In Optimization Foundations for Reinforcement Learning Workshop, Neural Information Processing
Systems (NeurIPS), Vancouver, BC,
Canada. December 14, 2019.
Abstract
Discounted reinforcement learning is fundamentally incompatible with function approximation for control in continuing tasks. It is not an optimization problem in its usual formulation, so when using function approximation there is no optimal policy. We substantiate these claims, then go on to address some misconceptions about discounting and its connection to the average reward formulation.
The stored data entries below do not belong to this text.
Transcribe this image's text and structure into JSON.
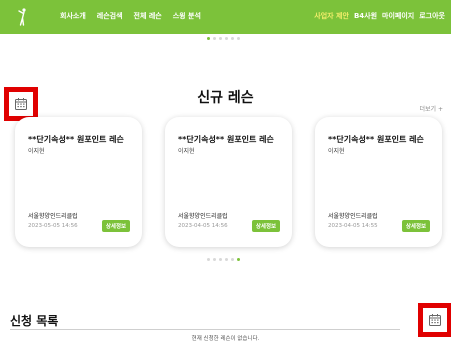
{
  "nav": {
    "left": [
      "회사소개",
      "레슨검색",
      "전체 레슨",
      "스윙 분석"
    ],
    "right": [
      "사업자 제안",
      "B4사원",
      "마이페이지",
      "로그아웃"
    ]
  },
  "new_lessons": {
    "title": "신규 레슨",
    "more": "더보기 +",
    "cards": [
      {
        "title": "**단기속성** 원포인트 레슨",
        "teacher": "이지현",
        "venue": "서울향양인드리클럽",
        "date": "2023-05-05 14:56",
        "button": "상세정보"
      },
      {
        "title": "**단기속성** 원포인트 레슨",
        "teacher": "이지현",
        "venue": "서울향양인드리클럽",
        "date": "2023-04-05 14:56",
        "button": "상세정보"
      },
      {
        "title": "**단기속성** 원포인트 레슨",
        "teacher": "이지현",
        "venue": "서울향양인드리클럽",
        "date": "2023-04-05 14:55",
        "button": "상세정보"
      }
    ]
  },
  "apply_list": {
    "title": "신청 목록",
    "empty": "현재 신청한 레슨이 없습니다."
  },
  "colors": {
    "brand": "#7cc23a",
    "highlight": "#f2ee6a",
    "annotation_border": "#e00000"
  }
}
We encourage researchers to adopt rigorous optimization approaches, such as maximizing average reward, for reinforcement learning in continuing tasks.
- A Value Function Basis for Nexting and Multi-Step Prediction.
In Reinforcement Learning & Decision Making (RLDM), Montréal, QC,
Canada. July 7–10, 2019.
Abstract
Humans and animals continuously make short-term cumulative predictions about their sensory-input stream, an ability referred to by psychologists as nexting. This ability has been recreated in a mobile robot using modern reinforcement learning approaches, but in practice there are limitations on how many predictions we can learn. In this paper, we investigate inferring new predictions from a minimal set of learned General Value Functions. We show that linearly weighting such a collection of value function predictions enables us to also make accurate multi-step predictions about future outcomes, and provide a closed-form solution to estimate this linear weighting. We also show that a similar approach can produce accurate estimates of value functions which we did not explicitly train to predict.
- Conservative Bandits.
In Workshop on Machine Learning for eCommerce, Neural
Information Processing Systems (NIPS), Montréal, QC,
Canada. December 11, 2015.
Abstract
We study a novel multi-armed bandit problem that models the challenge faced by a company wishing to explore new strategies whilst simultaneously maintaining their revenue above a fixed baseline. We develop a new algorithm that satisfies the revenue constraint and also enjoys problem dependent regret guarantees with respect to the optimal action. Lower bounds are given showing that the new algorithm is almost optimal.